Researchers speculate that the unusual connection might be explained by brain activity; people who consistently favor their right hand may be less able to access the body image processing centers in the brain's right hemisphere.

Other studies have found that people who are "mixed-handed" -- using their non-dominant hand for some tasks -- may have a stronger connection between the two sides of the brain. Compared with people who are strongly right-handed, they seem to have a larger corpus callosum, the bundle of nerves connecting the brain's two hemispheres.

This is relevant to body image and eating disorders because both sides of the brain appear to play a role in a person's perception of his or her own body.

What's more, there's evidence from brain-imaging research that the distorted body image associated with anorexia may be related to dysfunction in the brain's right hemisphere, explained Dr. Stephen D. Christman, a professor of psychology at the University of Toledo in Ohio and the lead author of the new study.

"So we interpret our findings of greater distortion of body image in strong right-handers as arising from their decreased access to right-hemisphere-based body image representations," Christman told Reuters Health.

The findings, which are published in International Journal of Eating Disorders, are based on assessments of two groups of college students.
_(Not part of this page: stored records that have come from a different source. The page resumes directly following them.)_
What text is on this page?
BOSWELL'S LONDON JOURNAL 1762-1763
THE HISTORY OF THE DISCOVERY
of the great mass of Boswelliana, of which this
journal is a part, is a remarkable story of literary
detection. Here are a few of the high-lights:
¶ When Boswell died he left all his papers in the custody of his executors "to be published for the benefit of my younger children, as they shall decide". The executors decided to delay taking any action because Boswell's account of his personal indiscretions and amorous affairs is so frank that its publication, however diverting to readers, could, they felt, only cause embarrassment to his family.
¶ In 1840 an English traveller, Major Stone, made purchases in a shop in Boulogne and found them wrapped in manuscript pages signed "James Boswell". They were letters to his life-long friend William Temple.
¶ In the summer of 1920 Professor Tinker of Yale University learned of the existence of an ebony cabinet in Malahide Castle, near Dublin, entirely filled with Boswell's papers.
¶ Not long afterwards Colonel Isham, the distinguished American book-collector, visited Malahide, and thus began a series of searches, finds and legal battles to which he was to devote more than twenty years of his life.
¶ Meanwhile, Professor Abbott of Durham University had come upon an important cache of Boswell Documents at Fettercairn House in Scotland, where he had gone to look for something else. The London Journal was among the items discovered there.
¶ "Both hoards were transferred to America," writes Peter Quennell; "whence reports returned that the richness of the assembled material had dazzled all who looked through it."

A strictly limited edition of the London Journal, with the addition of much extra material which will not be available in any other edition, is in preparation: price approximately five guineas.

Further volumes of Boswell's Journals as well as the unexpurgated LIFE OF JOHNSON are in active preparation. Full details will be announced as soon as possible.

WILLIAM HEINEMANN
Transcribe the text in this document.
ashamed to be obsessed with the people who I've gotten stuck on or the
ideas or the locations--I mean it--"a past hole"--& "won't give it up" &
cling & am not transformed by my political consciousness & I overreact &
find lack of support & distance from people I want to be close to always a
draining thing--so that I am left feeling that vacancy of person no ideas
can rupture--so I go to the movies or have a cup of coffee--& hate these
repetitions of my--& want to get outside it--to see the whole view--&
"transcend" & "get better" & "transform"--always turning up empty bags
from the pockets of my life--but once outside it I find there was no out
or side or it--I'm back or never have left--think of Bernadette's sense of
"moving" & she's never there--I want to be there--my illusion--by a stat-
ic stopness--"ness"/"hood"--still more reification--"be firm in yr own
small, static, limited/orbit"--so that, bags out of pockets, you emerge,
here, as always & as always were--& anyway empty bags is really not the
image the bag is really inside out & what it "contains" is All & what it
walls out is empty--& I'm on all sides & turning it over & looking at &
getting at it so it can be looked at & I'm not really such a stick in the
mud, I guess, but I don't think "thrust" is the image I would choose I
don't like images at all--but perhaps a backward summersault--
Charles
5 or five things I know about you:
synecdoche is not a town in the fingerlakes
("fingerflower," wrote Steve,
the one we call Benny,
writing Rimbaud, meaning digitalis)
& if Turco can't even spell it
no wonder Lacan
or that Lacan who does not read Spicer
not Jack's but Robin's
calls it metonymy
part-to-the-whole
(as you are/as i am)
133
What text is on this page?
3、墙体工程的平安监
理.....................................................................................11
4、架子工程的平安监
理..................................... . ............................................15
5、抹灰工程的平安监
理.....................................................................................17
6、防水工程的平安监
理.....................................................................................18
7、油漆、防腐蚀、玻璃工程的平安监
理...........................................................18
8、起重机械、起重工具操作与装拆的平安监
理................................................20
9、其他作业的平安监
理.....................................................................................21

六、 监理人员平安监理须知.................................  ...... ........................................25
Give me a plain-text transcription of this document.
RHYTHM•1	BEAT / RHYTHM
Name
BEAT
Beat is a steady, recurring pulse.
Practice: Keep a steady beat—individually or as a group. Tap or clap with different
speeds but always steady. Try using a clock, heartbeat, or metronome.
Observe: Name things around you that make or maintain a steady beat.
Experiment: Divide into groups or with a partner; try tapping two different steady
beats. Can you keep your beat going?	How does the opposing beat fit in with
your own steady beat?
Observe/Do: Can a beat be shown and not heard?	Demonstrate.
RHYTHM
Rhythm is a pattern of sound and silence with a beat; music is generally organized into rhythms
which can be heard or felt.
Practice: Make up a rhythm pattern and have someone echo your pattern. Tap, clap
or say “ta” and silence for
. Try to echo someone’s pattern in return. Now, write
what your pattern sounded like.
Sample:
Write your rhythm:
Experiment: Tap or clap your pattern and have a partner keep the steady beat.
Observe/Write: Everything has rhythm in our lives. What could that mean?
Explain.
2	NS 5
The first group, composed of 135 men and women, answered questions about their body image perceptions and beliefs about body appearance in general.

Overall, the researchers found, students who were strongly right-handed were more likely to have a distorted perception of their weight than those who were mixed-handed. (Because few people are exclusively left-handed, the study only compared strongly right-handed and mixed-handed individuals.)

Among the 185 students in the second group, strong right-handers generally scored higher on a measure of eating disorder risk factors, including body dissatisfaction and a strong desire for thinness.

The findings echo earlier research by Christman and his colleagues that found that people who are strongly right-handed tend to have poorer recollection of childhood memories and other life events -- another effect they suspect is related to the smaller corpus callosum and less interaction between the two brain hemispheres.

However, if it's true that strong right-handers are more susceptible to body image distortion, it's not clear what could be done with that information, according to Christman. People can't change the strength of their handedness, he noted, or increase the size of the brain's corpus callosum.

However, he noted, there's a psychotherapy technique called Eye Movement Desensitization and Reprocessing that is used to treat post-traumatic stress disorder. It involves side-to-side eye movements that, Christman and his colleagues hypothesize, might enhance the interaction between the two sides of the brain.

This hints that the therapy could help treat body image disturbances in people with eating disorders, according to Christman. For now, though, that remains speculation.